El mar vomitaba a veces el atrezo de las películas. Cuando era muy pequeña, su padre trajo un gran cesto rebosante de mandarinas. Contó que todo el arenal había amanecido en alfombra anaranjada. Cuando ya era chica, el mar echó en un eructo paquetes de tabaco rubio y botes de leche condensada. Y otro invierno, al poco de casarse, botellas de champán francés y un ajuar de vajilla con cucharas de plata. Casi todos los años el mar daba una de esas sorpresas. La última vez, y fue el año pasado, el mar ofreció un cargamento de televisores y vídeos. Algunos parecían en buen estado. Hicieron una prueba en el único bar de la aldea. Ella esperaba ver islas de coral y peces de colores, pero en la película salió Bruce Lee, dio unos golpes con el filo de la mano, y se cortó la imagen.
El hombre del proyector de cine, que tenía una camioneta de chapa roja y morro muy alargado, era el hombre más feo del mundo.
Un día, en el salón, esta vez preparado para el baile, la niña, sentada en la escalera y con la cabeza engarzada en los barrotes de la balaustrada, vio bailar al hombre más feo del mundo con la mujer más hermosa del mundo. La nariz del hombre feo hacía juego con el morro de la camioneta. Era tan larga y afilada que tenía una sombra propia, independiente, que picoteaba entre las hojas de los acantos del papel pintado de las paredes. Entre pieza y pieza, cuando la pareja se paraba y se acariciaba con los ojos, la sombra de la nariz picoteaba las moscas del salón, de vuelo lento y trastornado.
Eran los dos, el hombre más feo y la mujer más linda del mundo, los que estaban haciendo el amor en la playa, protegidos por el lomo de una duna. Aquella primera vez, la niña, ya adolescente, vio todo lo que había que ver. De cerca. Sin ellos saberlo, hicieron el amor para ella en la pantalla del mar. Arrodillada tras la duna, compartía la más hermosa suite. El inmenso lecho en media luna, la franela de la finísima arena, la gran claraboya de la buhardilla del cielo, de la que apartan casi siempre las caravanas del oeste con sus pacas de borra y nube, lo que hace que el valle sea un paraíso en la dura y sombría comarca.
Se abrazaron, se dejaron caer, rodaron, se hacían y deshacían nudos con brazos y piernas, con la boca, con los dientes, con los cabellos. El altavoz del mar devolvía a los oídos de la mirona la violencia feliz de sus jadeos. Así, más, más, más. Llegó un momento en que temió que los latidos de su corazón se escuchasen por encima del compás de las olas. Fue la mujer la que venció. De rodillas, como ella estaba, ciñéndose al hombre con la horquilla de los muslos, alzó la cara hacia el sol hasta que le cerró los ojos, ladeó las crines en la cascada de luz, y los blancos senos aboyaron por fuera del sostén de lencería negra.

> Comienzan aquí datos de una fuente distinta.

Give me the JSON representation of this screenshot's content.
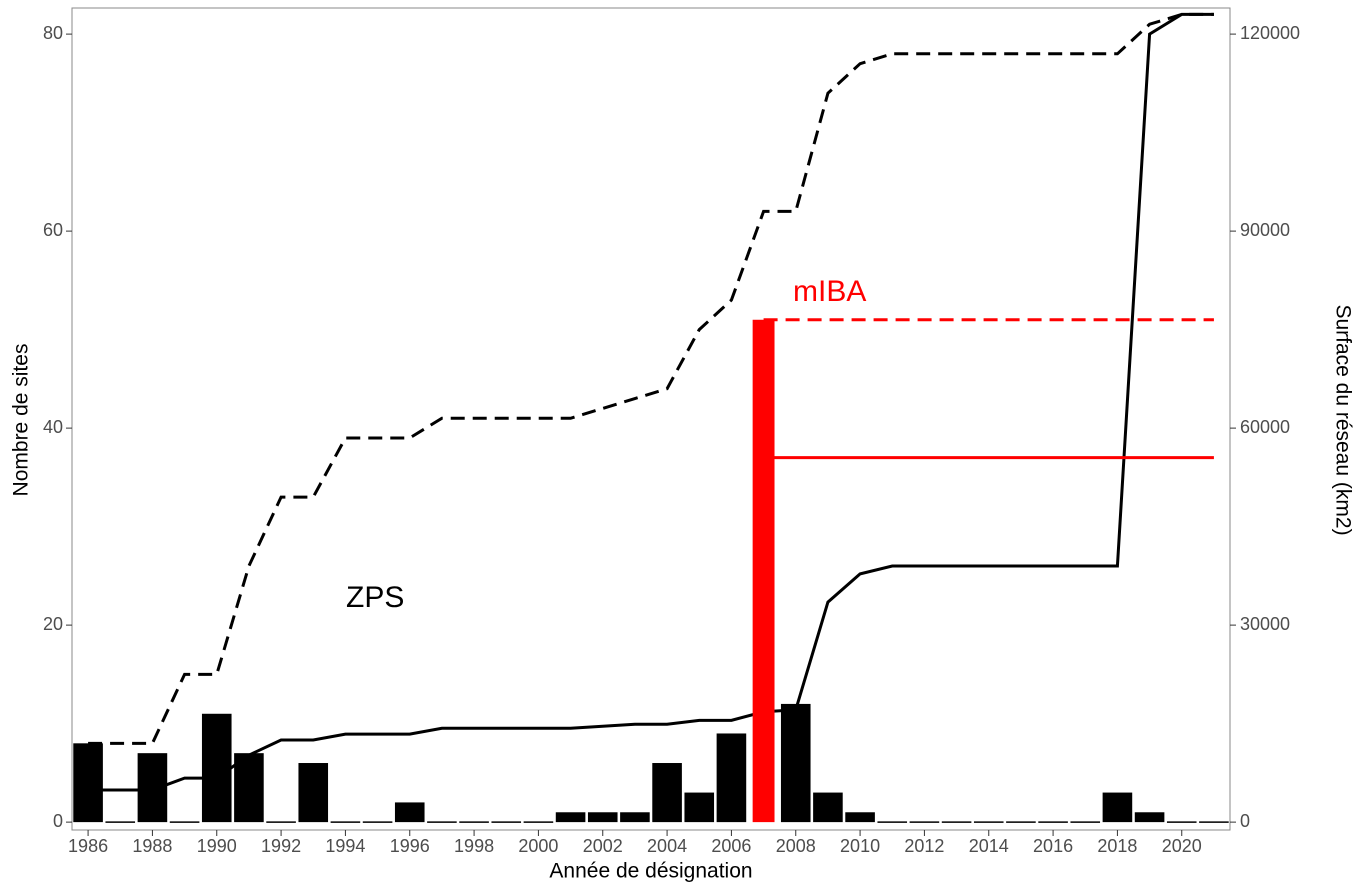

A ella le pareció que se había acortado la nariz del hombre más feo del mundo. Su sombra debía de andar entre los zarapitos, picoteando en el bordón que tejía la resaca de las olas.
Era una playa muy grande, de aguas bravas y olas de alta cresta que a veces combatían entre sí, como los clanes de un antiguo reino. Siempre fría, con la espuma tersa como carámbanos fugaces, y con la arena tan fina que cuando se retiraba el rollo de la marea dejaba un brillo de lago helado. Cuando envejeció, a ella le gustaba caminar hendiendo con los pies ese espejo húmedo y pasajero porque se decía que era muy bueno para las varices. Alguna vez, en el verano, siempre vestida y con una pañoleta sobre la cara, dormía la siesta sobre la manta cálida de la arena seca.